"Cuando mi padre y mi madre me dejaren, con todo, Jehová me recogerá."
— Salmo 27:10, RVR1960
Aunque el contexto original habla de padres, el principio se extiende: cuando todos los demás se van —la pareja, los hijos que se mudan lejos, los amigos que ya partieron— Dios recoge. Dios acoge. Dios no se muda.
"Porque yo sé los pensamientos que tengo acerca de vosotros, dice Jehová, pensamientos de paz, y no de mal, para daros el fin que esperáis."
— Jeremías 29:11, RVR1960
Este versículo fue escrito para un pueblo en exilio, lejos de casa, en una situación que parecía no tener remedio. Muchas personas mayores se sienten exactamente así: exiliadas en su propia vida. Dios dice que incluso ahí, Sus pensamientos son de paz.

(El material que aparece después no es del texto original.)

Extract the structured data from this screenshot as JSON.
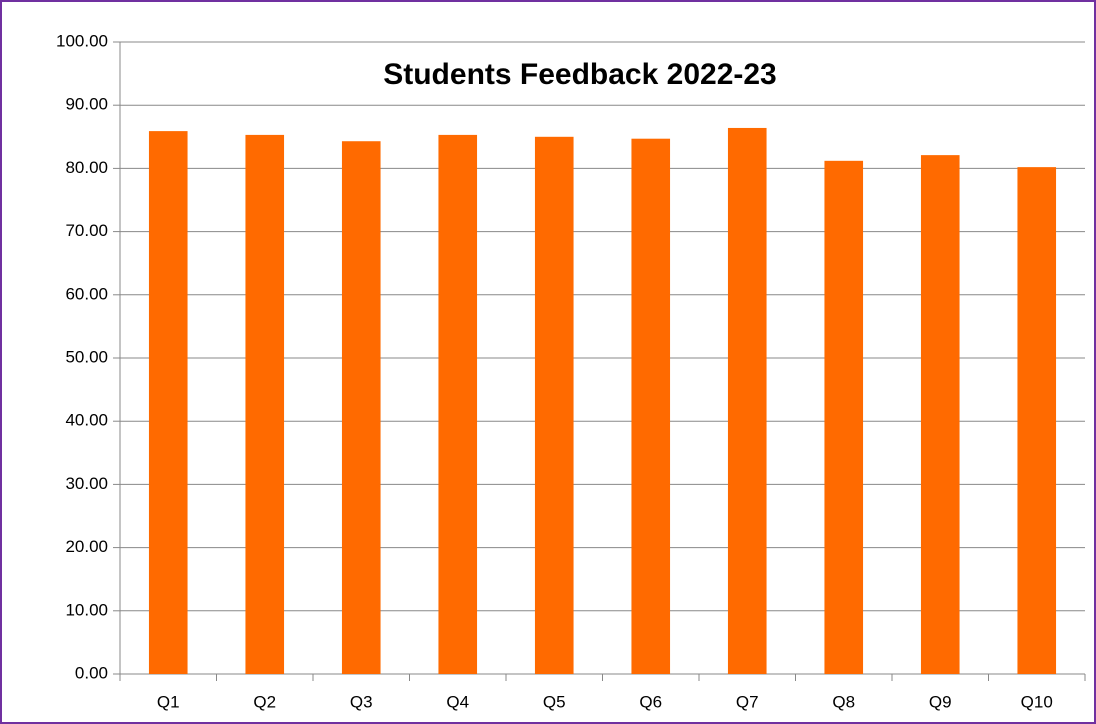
{
  "chart_data": {
    "type": "bar",
    "title": "Students Feedback 2022-23",
    "categories": [
      "Q1",
      "Q2",
      "Q3",
      "Q4",
      "Q5",
      "Q6",
      "Q7",
      "Q8",
      "Q9",
      "Q10"
    ],
    "values": [
      85.9,
      85.3,
      84.3,
      85.3,
      85.0,
      84.7,
      86.4,
      81.2,
      82.1,
      80.2
    ],
    "color": "#ff6a00",
    "ylim": [
      0,
      100
    ],
    "yticks": [
      {
        "value": 0,
        "label": "0.00"
      },
      {
        "value": 10,
        "label": "10.00"
      },
      {
        "value": 20,
        "label": "20.00"
      },
      {
        "value": 30,
        "label": "30.00"
      },
      {
        "value": 40,
        "label": "40.00"
      },
      {
        "value": 50,
        "label": "50.00"
      },
      {
        "value": 60,
        "label": "60.00"
      },
      {
        "value": 70,
        "label": "70.00"
      },
      {
        "value": 80,
        "label": "80.00"
      },
      {
        "value": 90,
        "label": "90.00"
      },
      {
        "value": 100,
        "label": "100.00"
      }
    ],
    "grid": true
  }
}
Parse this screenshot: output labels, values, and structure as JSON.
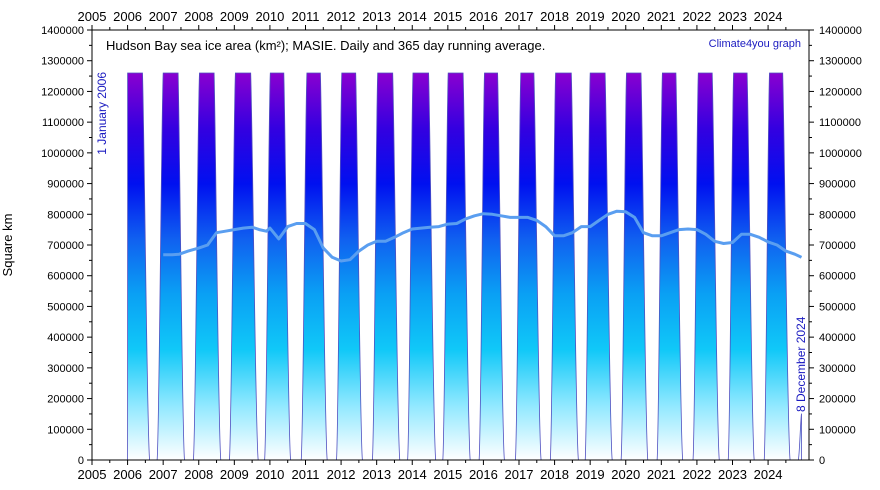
{
  "chart_data": {
    "type": "area",
    "title": "Hudson Bay sea ice area (km²); MASIE. Daily and 365 day running average.",
    "credit": "Climate4you graph",
    "ylabel": "Square km",
    "xlabel": "",
    "annotation_start": "1 January 2006",
    "annotation_end": "8 December 2024",
    "xlim": [
      2005.0,
      2025.15
    ],
    "ylim": [
      0,
      1400000
    ],
    "x_ticks": [
      2005,
      2006,
      2007,
      2008,
      2009,
      2010,
      2011,
      2012,
      2013,
      2014,
      2015,
      2016,
      2017,
      2018,
      2019,
      2020,
      2021,
      2022,
      2023,
      2024
    ],
    "x_tick_labels": [
      "2005",
      "2006",
      "2007",
      "2008",
      "2009",
      "2010",
      "2011",
      "2012",
      "2013",
      "2014",
      "2015",
      "2016",
      "2017",
      "2018",
      "2019",
      "2020",
      "2021",
      "2022",
      "2023",
      "2024"
    ],
    "y_ticks": [
      0,
      100000,
      200000,
      300000,
      400000,
      500000,
      600000,
      700000,
      800000,
      900000,
      1000000,
      1100000,
      1200000,
      1300000,
      1400000
    ],
    "y_tick_labels": [
      "0",
      "100000",
      "200000",
      "300000",
      "400000",
      "500000",
      "600000",
      "700000",
      "800000",
      "900000",
      "1000000",
      "1100000",
      "1200000",
      "1300000",
      "1400000"
    ],
    "grid": false,
    "daily_series": {
      "max_value": 1260000,
      "min_value": 0,
      "start_date": "2006-01-01",
      "end_date": "2024-12-08",
      "seasons": [
        {
          "year": 2006,
          "melt_start": 2006.42,
          "ice_free": 2006.62,
          "ice_free_end": 2006.83,
          "full": 2007.0
        },
        {
          "year": 2007,
          "melt_start": 2007.42,
          "ice_free": 2007.6,
          "ice_free_end": 2007.85,
          "full": 2008.02
        },
        {
          "year": 2008,
          "melt_start": 2008.43,
          "ice_free": 2008.62,
          "ice_free_end": 2008.86,
          "full": 2009.03
        },
        {
          "year": 2009,
          "melt_start": 2009.46,
          "ice_free": 2009.67,
          "ice_free_end": 2009.85,
          "full": 2010.01
        },
        {
          "year": 2010,
          "melt_start": 2010.39,
          "ice_free": 2010.58,
          "ice_free_end": 2010.88,
          "full": 2011.04
        },
        {
          "year": 2011,
          "melt_start": 2011.42,
          "ice_free": 2011.61,
          "ice_free_end": 2011.87,
          "full": 2012.02
        },
        {
          "year": 2012,
          "melt_start": 2012.41,
          "ice_free": 2012.6,
          "ice_free_end": 2012.88,
          "full": 2013.03
        },
        {
          "year": 2013,
          "melt_start": 2013.45,
          "ice_free": 2013.65,
          "ice_free_end": 2013.87,
          "full": 2014.02
        },
        {
          "year": 2014,
          "melt_start": 2014.46,
          "ice_free": 2014.66,
          "ice_free_end": 2014.86,
          "full": 2015.01
        },
        {
          "year": 2015,
          "melt_start": 2015.43,
          "ice_free": 2015.63,
          "ice_free_end": 2015.88,
          "full": 2016.03
        },
        {
          "year": 2016,
          "melt_start": 2016.4,
          "ice_free": 2016.59,
          "ice_free_end": 2016.9,
          "full": 2017.05
        },
        {
          "year": 2017,
          "melt_start": 2017.42,
          "ice_free": 2017.62,
          "ice_free_end": 2017.88,
          "full": 2018.03
        },
        {
          "year": 2018,
          "melt_start": 2018.47,
          "ice_free": 2018.67,
          "ice_free_end": 2018.86,
          "full": 2019.0
        },
        {
          "year": 2019,
          "melt_start": 2019.42,
          "ice_free": 2019.62,
          "ice_free_end": 2019.87,
          "full": 2020.02
        },
        {
          "year": 2020,
          "melt_start": 2020.43,
          "ice_free": 2020.62,
          "ice_free_end": 2020.88,
          "full": 2021.03
        },
        {
          "year": 2021,
          "melt_start": 2021.41,
          "ice_free": 2021.6,
          "ice_free_end": 2021.89,
          "full": 2022.04
        },
        {
          "year": 2022,
          "melt_start": 2022.43,
          "ice_free": 2022.63,
          "ice_free_end": 2022.88,
          "full": 2023.03
        },
        {
          "year": 2023,
          "melt_start": 2023.41,
          "ice_free": 2023.61,
          "ice_free_end": 2023.89,
          "full": 2024.04
        },
        {
          "year": 2024,
          "melt_start": 2024.41,
          "ice_free": 2024.62,
          "ice_free_end": 2024.85,
          "full": 2024.94
        }
      ]
    },
    "running_average": {
      "x": [
        2007.0,
        2007.25,
        2007.45,
        2007.7,
        2008.0,
        2008.25,
        2008.5,
        2008.75,
        2009.0,
        2009.25,
        2009.5,
        2009.7,
        2009.9,
        2010.0,
        2010.25,
        2010.5,
        2010.75,
        2011.0,
        2011.25,
        2011.5,
        2011.75,
        2012.0,
        2012.25,
        2012.5,
        2012.75,
        2013.0,
        2013.25,
        2013.5,
        2013.75,
        2014.0,
        2014.25,
        2014.5,
        2014.75,
        2015.0,
        2015.25,
        2015.5,
        2015.75,
        2016.0,
        2016.25,
        2016.5,
        2016.75,
        2017.0,
        2017.25,
        2017.5,
        2017.75,
        2018.0,
        2018.25,
        2018.5,
        2018.75,
        2019.0,
        2019.25,
        2019.5,
        2019.75,
        2020.0,
        2020.25,
        2020.5,
        2020.75,
        2021.0,
        2021.25,
        2021.5,
        2021.75,
        2022.0,
        2022.25,
        2022.5,
        2022.75,
        2023.0,
        2023.25,
        2023.5,
        2023.75,
        2024.0,
        2024.25,
        2024.5,
        2024.75,
        2024.94
      ],
      "y": [
        668000,
        668000,
        670000,
        680000,
        690000,
        700000,
        740000,
        745000,
        750000,
        755000,
        758000,
        750000,
        745000,
        755000,
        720000,
        760000,
        770000,
        770000,
        750000,
        690000,
        660000,
        648000,
        652000,
        680000,
        700000,
        712000,
        712000,
        725000,
        740000,
        752000,
        755000,
        758000,
        760000,
        768000,
        770000,
        785000,
        795000,
        802000,
        800000,
        795000,
        790000,
        790000,
        790000,
        780000,
        760000,
        730000,
        730000,
        740000,
        760000,
        760000,
        780000,
        800000,
        810000,
        808000,
        790000,
        740000,
        730000,
        730000,
        740000,
        750000,
        752000,
        750000,
        735000,
        712000,
        705000,
        708000,
        735000,
        735000,
        725000,
        710000,
        700000,
        680000,
        670000,
        660000
      ]
    },
    "colors": {
      "area_gradient": [
        "#ffffff",
        "#8fe8ff",
        "#10c8f8",
        "#0aa0f4",
        "#1060f0",
        "#0010f0",
        "#3400e0",
        "#8a00d0"
      ],
      "running_average": "#5a9ef0",
      "daily_outline": "#5050c0",
      "annotation": "#1a1ac0",
      "credit": "#1a1ac0"
    }
  }
}
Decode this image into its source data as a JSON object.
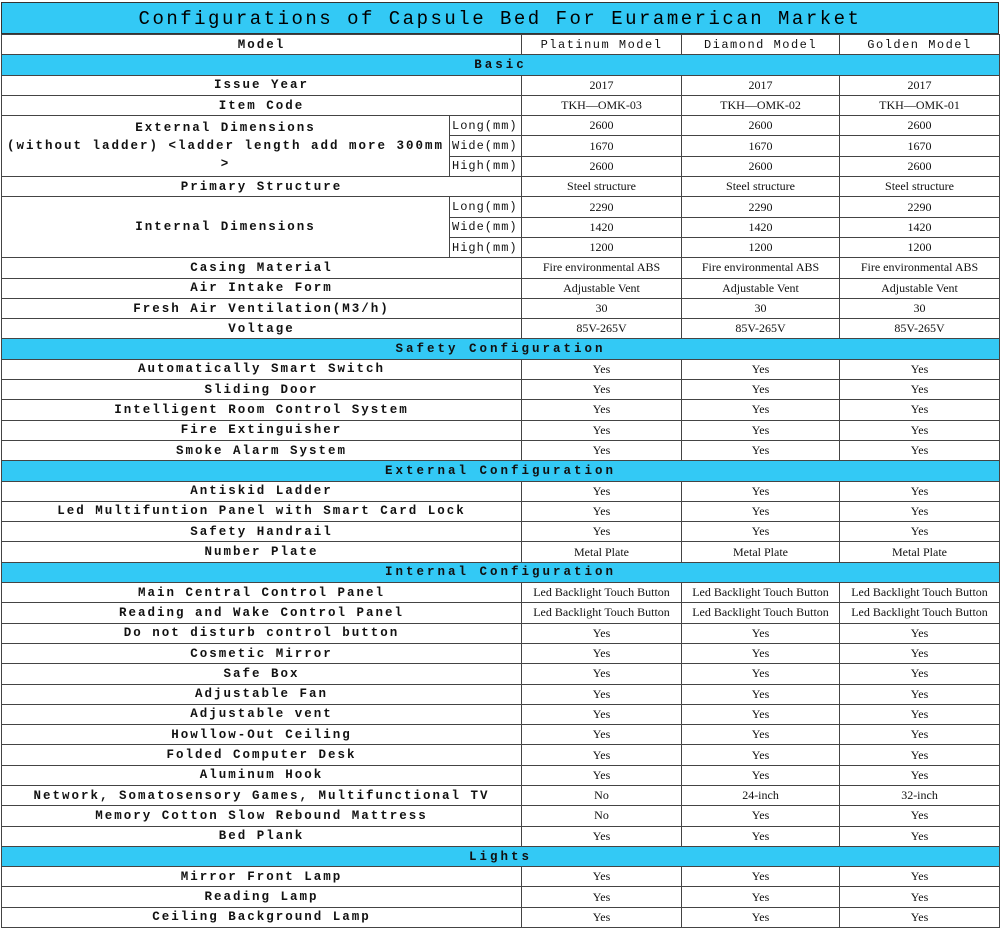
{
  "title": "Configurations of Capsule Bed For Euramerican Market",
  "header": {
    "label": "Model",
    "models": [
      "Platinum Model",
      "Diamond Model",
      "Golden Model"
    ]
  },
  "sections": [
    {
      "name": "Basic",
      "rows": [
        {
          "label": "Issue Year",
          "values": [
            "2017",
            "2017",
            "2017"
          ]
        },
        {
          "label": "Item Code",
          "values": [
            "TKH—OMK-03",
            "TKH—OMK-02",
            "TKH—OMK-01"
          ]
        },
        {
          "label_lines": [
            "External Dimensions",
            "(without ladder) <ladder length add more 300mm >"
          ],
          "sub": [
            {
              "label": "Long(mm)",
              "values": [
                "2600",
                "2600",
                "2600"
              ]
            },
            {
              "label": "Wide(mm)",
              "values": [
                "1670",
                "1670",
                "1670"
              ]
            },
            {
              "label": "High(mm)",
              "values": [
                "2600",
                "2600",
                "2600"
              ]
            }
          ]
        },
        {
          "label": "Primary Structure",
          "values": [
            "Steel structure",
            "Steel structure",
            "Steel structure"
          ]
        },
        {
          "label_lines": [
            "Internal Dimensions"
          ],
          "sub": [
            {
              "label": "Long(mm)",
              "values": [
                "2290",
                "2290",
                "2290"
              ]
            },
            {
              "label": "Wide(mm)",
              "values": [
                "1420",
                "1420",
                "1420"
              ]
            },
            {
              "label": "High(mm)",
              "values": [
                "1200",
                "1200",
                "1200"
              ]
            }
          ]
        },
        {
          "label": "Casing Material",
          "values": [
            "Fire environmental ABS",
            "Fire environmental ABS",
            "Fire environmental ABS"
          ]
        },
        {
          "label": "Air Intake Form",
          "values": [
            "Adjustable Vent",
            "Adjustable Vent",
            "Adjustable Vent"
          ]
        },
        {
          "label": "Fresh Air Ventilation(M3/h)",
          "values": [
            "30",
            "30",
            "30"
          ]
        },
        {
          "label": "Voltage",
          "values": [
            "85V-265V",
            "85V-265V",
            "85V-265V"
          ]
        }
      ]
    },
    {
      "name": "Safety Configuration",
      "rows": [
        {
          "label": "Automatically Smart Switch",
          "values": [
            "Yes",
            "Yes",
            "Yes"
          ]
        },
        {
          "label": "Sliding Door",
          "values": [
            "Yes",
            "Yes",
            "Yes"
          ]
        },
        {
          "label": "Intelligent Room Control System",
          "values": [
            "Yes",
            "Yes",
            "Yes"
          ]
        },
        {
          "label": "Fire Extinguisher",
          "values": [
            "Yes",
            "Yes",
            "Yes"
          ]
        },
        {
          "label": "Smoke Alarm System",
          "values": [
            "Yes",
            "Yes",
            "Yes"
          ]
        }
      ]
    },
    {
      "name": "External Configuration",
      "rows": [
        {
          "label": "Antiskid Ladder",
          "values": [
            "Yes",
            "Yes",
            "Yes"
          ]
        },
        {
          "label": "Led Multifuntion Panel with Smart Card Lock",
          "values": [
            "Yes",
            "Yes",
            "Yes"
          ]
        },
        {
          "label": "Safety Handrail",
          "values": [
            "Yes",
            "Yes",
            "Yes"
          ]
        },
        {
          "label": "Number Plate",
          "values": [
            "Metal Plate",
            "Metal Plate",
            "Metal Plate"
          ]
        }
      ]
    },
    {
      "name": "Internal Configuration",
      "rows": [
        {
          "label": "Main Central Control Panel",
          "values": [
            "Led Backlight Touch Button",
            "Led Backlight Touch Button",
            "Led Backlight Touch Button"
          ]
        },
        {
          "label": "Reading and Wake Control Panel",
          "values": [
            "Led Backlight Touch Button",
            "Led Backlight Touch Button",
            "Led Backlight Touch Button"
          ]
        },
        {
          "label": "Do not disturb control button",
          "values": [
            "Yes",
            "Yes",
            "Yes"
          ]
        },
        {
          "label": "Cosmetic Mirror",
          "values": [
            "Yes",
            "Yes",
            "Yes"
          ]
        },
        {
          "label": "Safe Box",
          "values": [
            "Yes",
            "Yes",
            "Yes"
          ]
        },
        {
          "label": "Adjustable Fan",
          "values": [
            "Yes",
            "Yes",
            "Yes"
          ]
        },
        {
          "label": "Adjustable vent",
          "values": [
            "Yes",
            "Yes",
            "Yes"
          ]
        },
        {
          "label": "Howllow-Out Ceiling",
          "values": [
            "Yes",
            "Yes",
            "Yes"
          ]
        },
        {
          "label": "Folded Computer Desk",
          "values": [
            "Yes",
            "Yes",
            "Yes"
          ]
        },
        {
          "label": "Aluminum Hook",
          "values": [
            "Yes",
            "Yes",
            "Yes"
          ]
        },
        {
          "label": "Network, Somatosensory Games, Multifunctional TV",
          "values": [
            "No",
            "24-inch",
            "32-inch"
          ]
        },
        {
          "label": "Memory Cotton Slow Rebound Mattress",
          "values": [
            "No",
            "Yes",
            "Yes"
          ]
        },
        {
          "label": "Bed Plank",
          "values": [
            "Yes",
            "Yes",
            "Yes"
          ]
        }
      ]
    },
    {
      "name": "Lights",
      "rows": [
        {
          "label": "Mirror Front Lamp",
          "values": [
            "Yes",
            "Yes",
            "Yes"
          ]
        },
        {
          "label": "Reading Lamp",
          "values": [
            "Yes",
            "Yes",
            "Yes"
          ]
        },
        {
          "label": "Ceiling Background Lamp",
          "values": [
            "Yes",
            "Yes",
            "Yes"
          ]
        }
      ]
    }
  ]
}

Aplicación práctica — Cómo vivir esto hoy
Los versículos no son solo para leerlos. Son para vivirlos. Aquí van formas concretas de llevar estas verdades al día a día:
1. Convierte un versículo en tu oración de la mañana
Elige uno de los versículos de este artículo —el que más te toque el corazón— y léelo en voz alta cada mañana al despertar. No hace falta una oración larga. Puedes simplemente decir: "Señor, Tú dijiste que hasta las canas me soportarás. Hoy confío en eso." Eso ya es orar.
2. Escribe una lista de lo que Dios ha hecho en tu vida
El Salmo 71:17 dice "me enseñaste desde mi juventud". Haz una lista física —en un papel, no en la mente— de momentos en que Dios estuvo presente. La infancia, los hijos, las crisis de las que saliste. Esa lista es evidencia de que Él no te va a soltar ahora.